Two years ago, European leaders concealed the gravity of the situation of the sickest economy of the eurozone, and pretended to believe that, with some tens of billions of aid, [Greece] would be put back on its feet and miraculously regain the markets’ confidence. Not only was this a complete failure, but such a denial of reality also undermined the credibility of the eurozone as a whole and contributed to make the crisis worse. So that nowadays it’s frankly paradoxical that the more cautious, those who warn against the risks, those who don’t rule out a Greek default in the coming months, are relegated with disdain into the ‘anti-European’ camp.

And here’s what François Roche has written in La Tribune,

Over the coming years, Greece will be watched over by an impressive number of EU and IMF observers. It must commit, in its constitution, to prioritising the reimbursement of its foreign creditors. Can this stand up to the exasperation of [Greece’s] public opinion and part of the political class? For the first time in the history of the European construction, a member state is deprived of part of its budgetary policy prerogatives.

What about voices from outside the eurozone?

In Swedish daily Dagens Nyheter, columnist Annika Ström Melin argued,

The crisis is not only about the survival of the euro. A rescue package for democracy will be required as well. Even more secret meetings and ingenuous but incomprehensible agreements between the representatives of the political elite are not enough to save the European project.

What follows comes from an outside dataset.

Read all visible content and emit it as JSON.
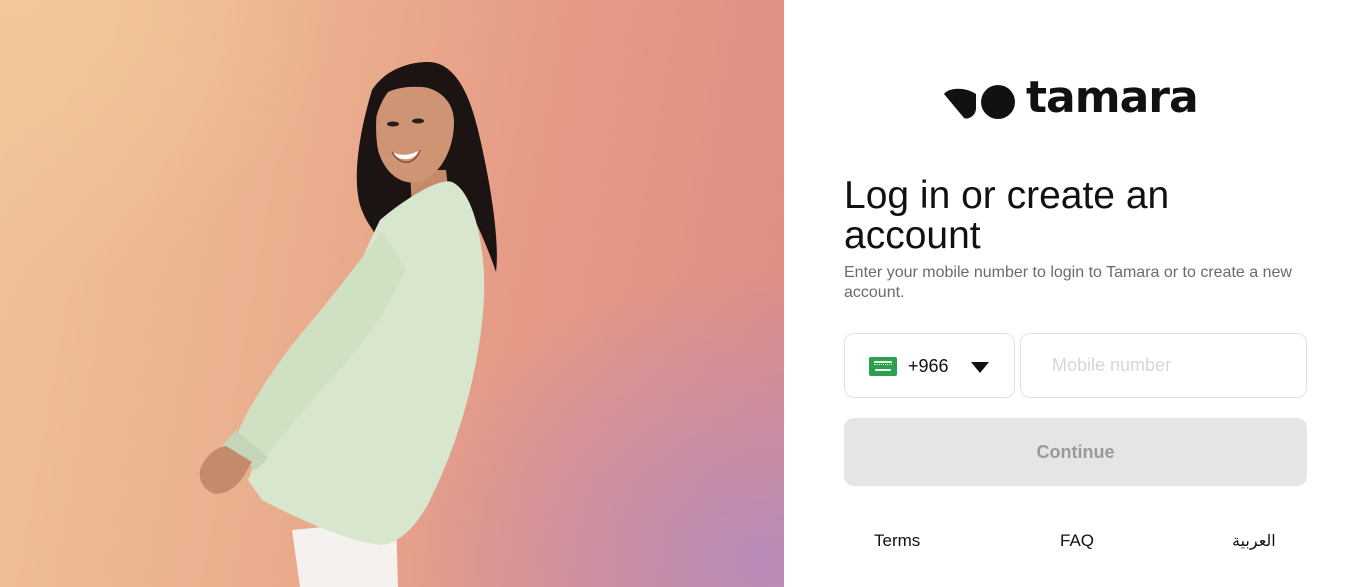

In Polish daily Rzeczpospolita, Andrzej Talaga wrote,

Trading sovereignty in exchange for financial assistance could be acceptable if it were a temporary measure, until Athens is ready to stand on its own feet again. However, this is not going to happen – the agreement reached in Brussels contains…utopian macroeconomic assumptions regarding Greece’s debt, deficit and growth prospects which could only be achieved if Greece were to completely overturn its economic, administrative and political system and replaced its pathology with a healthy state and economy…Let it be a warning to others.

We are sure that, after this ‘marathon’ of comments, you are still curious to know what we said in reaction to the second Greek bailout. We published a comprehensive response on our blog, which you can read here. In addition, over on the Telegraph‘s blog, we argued,

New debt issued by the Greek government in 2014/2015 will essentially be junior to existing debt. This raises the question why private creditors would want to purchase Greek debt at all in three years’ time, given that they would be first in line for any losses if Greece’s economy goes down the tubes. Taken together with the tough austerity targets which could choke of any chance of recovery, as the [debt sustainability analysis] admitted, this may force Greece to seek another €50bn bailout after 2014 [as investors will have little incentive to hold Greek bonds].